The reactions are neither qualified, nor are they given a name or explained, but simply observed. Through a neutral observation, the contraction finds a space and is no longer reinforced by a refusal reaction.
The contraction therefore inhabits a widened space.
Like sugar dissolving in water, the contracted zone dissolves into the surrounding space. The knotted matter is absorbed up by a less dense substance. The surrounding substance, density intensified, in its turn will be reabsorbed into a larger space, until the interior and exterior notions dissolve. The limit between opacity and transparency disappears.
What then is the role of the subject in this process?
All fear refers to a 'me' who is scared. Fear of solitude, suffering, and death can not be dissociated from a subject who feels lonely, suffers and dies.

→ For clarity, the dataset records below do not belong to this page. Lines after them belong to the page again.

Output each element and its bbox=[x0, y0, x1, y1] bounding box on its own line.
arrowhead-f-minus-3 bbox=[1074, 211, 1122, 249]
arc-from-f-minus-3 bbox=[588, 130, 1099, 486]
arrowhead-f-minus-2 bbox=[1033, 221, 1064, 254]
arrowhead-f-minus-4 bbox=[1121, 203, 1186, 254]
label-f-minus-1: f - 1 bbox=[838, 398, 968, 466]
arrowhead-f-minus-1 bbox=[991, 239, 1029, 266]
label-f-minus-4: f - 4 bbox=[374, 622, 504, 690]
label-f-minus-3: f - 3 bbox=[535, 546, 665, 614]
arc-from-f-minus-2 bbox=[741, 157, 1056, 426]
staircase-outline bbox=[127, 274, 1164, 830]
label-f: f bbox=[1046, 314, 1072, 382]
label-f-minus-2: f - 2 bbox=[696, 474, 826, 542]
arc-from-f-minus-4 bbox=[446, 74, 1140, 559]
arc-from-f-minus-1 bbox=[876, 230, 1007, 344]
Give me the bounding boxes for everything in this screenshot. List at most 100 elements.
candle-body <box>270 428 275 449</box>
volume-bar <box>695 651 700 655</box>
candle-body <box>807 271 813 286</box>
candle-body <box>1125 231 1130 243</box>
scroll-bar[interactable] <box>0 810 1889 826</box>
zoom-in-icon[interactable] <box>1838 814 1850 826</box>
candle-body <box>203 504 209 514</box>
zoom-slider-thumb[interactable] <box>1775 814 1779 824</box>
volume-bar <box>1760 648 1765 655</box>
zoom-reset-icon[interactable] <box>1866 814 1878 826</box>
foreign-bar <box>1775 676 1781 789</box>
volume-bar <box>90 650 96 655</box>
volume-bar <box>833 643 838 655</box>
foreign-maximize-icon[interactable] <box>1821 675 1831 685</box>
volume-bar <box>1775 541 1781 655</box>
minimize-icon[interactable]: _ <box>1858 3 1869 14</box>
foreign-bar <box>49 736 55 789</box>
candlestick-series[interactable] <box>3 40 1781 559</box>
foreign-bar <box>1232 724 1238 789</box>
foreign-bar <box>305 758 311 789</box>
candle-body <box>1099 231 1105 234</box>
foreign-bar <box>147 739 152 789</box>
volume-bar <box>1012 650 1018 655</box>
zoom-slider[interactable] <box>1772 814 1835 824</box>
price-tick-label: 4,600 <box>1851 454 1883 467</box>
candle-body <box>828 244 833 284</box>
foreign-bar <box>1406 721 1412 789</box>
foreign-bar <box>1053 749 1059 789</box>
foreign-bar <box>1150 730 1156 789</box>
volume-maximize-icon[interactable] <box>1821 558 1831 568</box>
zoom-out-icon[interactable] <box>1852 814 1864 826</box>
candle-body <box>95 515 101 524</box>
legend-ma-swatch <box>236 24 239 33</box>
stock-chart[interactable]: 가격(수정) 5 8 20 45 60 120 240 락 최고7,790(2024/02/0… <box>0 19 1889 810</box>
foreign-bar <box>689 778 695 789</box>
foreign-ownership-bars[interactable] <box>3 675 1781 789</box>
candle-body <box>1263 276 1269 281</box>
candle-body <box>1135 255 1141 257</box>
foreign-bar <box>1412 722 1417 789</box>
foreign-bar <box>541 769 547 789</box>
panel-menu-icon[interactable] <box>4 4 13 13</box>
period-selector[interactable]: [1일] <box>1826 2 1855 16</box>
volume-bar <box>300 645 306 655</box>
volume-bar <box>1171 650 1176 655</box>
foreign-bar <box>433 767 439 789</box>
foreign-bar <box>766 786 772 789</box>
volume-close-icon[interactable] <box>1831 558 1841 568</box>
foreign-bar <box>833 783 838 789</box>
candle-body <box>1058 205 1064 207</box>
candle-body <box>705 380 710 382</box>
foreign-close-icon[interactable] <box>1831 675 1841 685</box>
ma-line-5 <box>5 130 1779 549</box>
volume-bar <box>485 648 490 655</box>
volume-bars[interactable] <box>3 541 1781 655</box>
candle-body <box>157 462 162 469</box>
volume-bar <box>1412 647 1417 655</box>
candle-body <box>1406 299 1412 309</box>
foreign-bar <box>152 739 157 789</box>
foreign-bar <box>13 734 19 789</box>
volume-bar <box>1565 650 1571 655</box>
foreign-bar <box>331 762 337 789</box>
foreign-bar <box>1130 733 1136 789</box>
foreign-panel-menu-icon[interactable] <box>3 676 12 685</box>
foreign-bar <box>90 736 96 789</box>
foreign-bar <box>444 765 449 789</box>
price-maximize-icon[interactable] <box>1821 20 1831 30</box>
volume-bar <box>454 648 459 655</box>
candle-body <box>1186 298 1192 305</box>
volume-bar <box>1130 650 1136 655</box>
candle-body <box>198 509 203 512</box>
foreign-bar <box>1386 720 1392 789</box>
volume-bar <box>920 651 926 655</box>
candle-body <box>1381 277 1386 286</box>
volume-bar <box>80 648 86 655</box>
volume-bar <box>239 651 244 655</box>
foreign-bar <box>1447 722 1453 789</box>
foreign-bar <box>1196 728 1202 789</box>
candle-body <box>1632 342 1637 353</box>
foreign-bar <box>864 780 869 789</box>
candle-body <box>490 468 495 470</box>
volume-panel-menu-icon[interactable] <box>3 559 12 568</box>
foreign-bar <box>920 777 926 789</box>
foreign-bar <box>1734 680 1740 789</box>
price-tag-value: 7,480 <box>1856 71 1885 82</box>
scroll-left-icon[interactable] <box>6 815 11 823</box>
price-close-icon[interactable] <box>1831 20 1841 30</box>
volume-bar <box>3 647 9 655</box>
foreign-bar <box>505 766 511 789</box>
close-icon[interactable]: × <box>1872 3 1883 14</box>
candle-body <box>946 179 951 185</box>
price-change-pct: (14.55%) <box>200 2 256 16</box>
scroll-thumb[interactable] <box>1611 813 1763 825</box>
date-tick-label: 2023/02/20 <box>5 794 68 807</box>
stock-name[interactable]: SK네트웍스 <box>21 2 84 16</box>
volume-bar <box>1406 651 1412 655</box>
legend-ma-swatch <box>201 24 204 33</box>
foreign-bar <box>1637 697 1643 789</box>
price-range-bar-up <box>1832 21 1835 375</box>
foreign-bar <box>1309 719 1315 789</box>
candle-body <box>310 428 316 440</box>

Once we embark on a search exploring he or she who is scared, we find but a self-image, a mental construct elaborated by the thought and memory, set of stereotyped conditionings. The disappearance of the constructed I-image is the fundamental anguish. All fear refers to the disappearance of the subject who is scared. To exist without a landmark, an identity, qualification, role, and function is like death, annihilation. Yet, is it in fact?
Once the emphasis is placed on the absence, the look is turned to that which is not. Such a concentration makes one forget that all absence is recognized as such, due to the consciousness of a presence.
He or she who fears, the I-image conditioned by the memory, the personality, is looked upon as an exterior object. As an object of observation it is known to us as the 'not I'. A distanciation follows between the one who fears and the knower. Here, the witness's backwards bearing towards the ultimate witness is initiated.
The subject, the knower of fear, remains a neutral witness. Neither for, nor against. As a silent observer of the subtle mechanisms of the mind, he is out of the process.
The ultimate witness knows himself, yet can not see itself nor objectify itself. Nevertheless, it is under no circumstances an object. If it appears as object, the question "Who fears?" will obstruct any one's mental elaboration. The absence of an answer is in itself the answer. The answer is found in the silence. This silence is neither object nor subject. It is itself and knows itself. In it the conflict is resolved. In it fear dissolves.
Fear will have therefore played its initiating role granting a return of the object to the subject, and a resorption of the subject in the unnamed silence.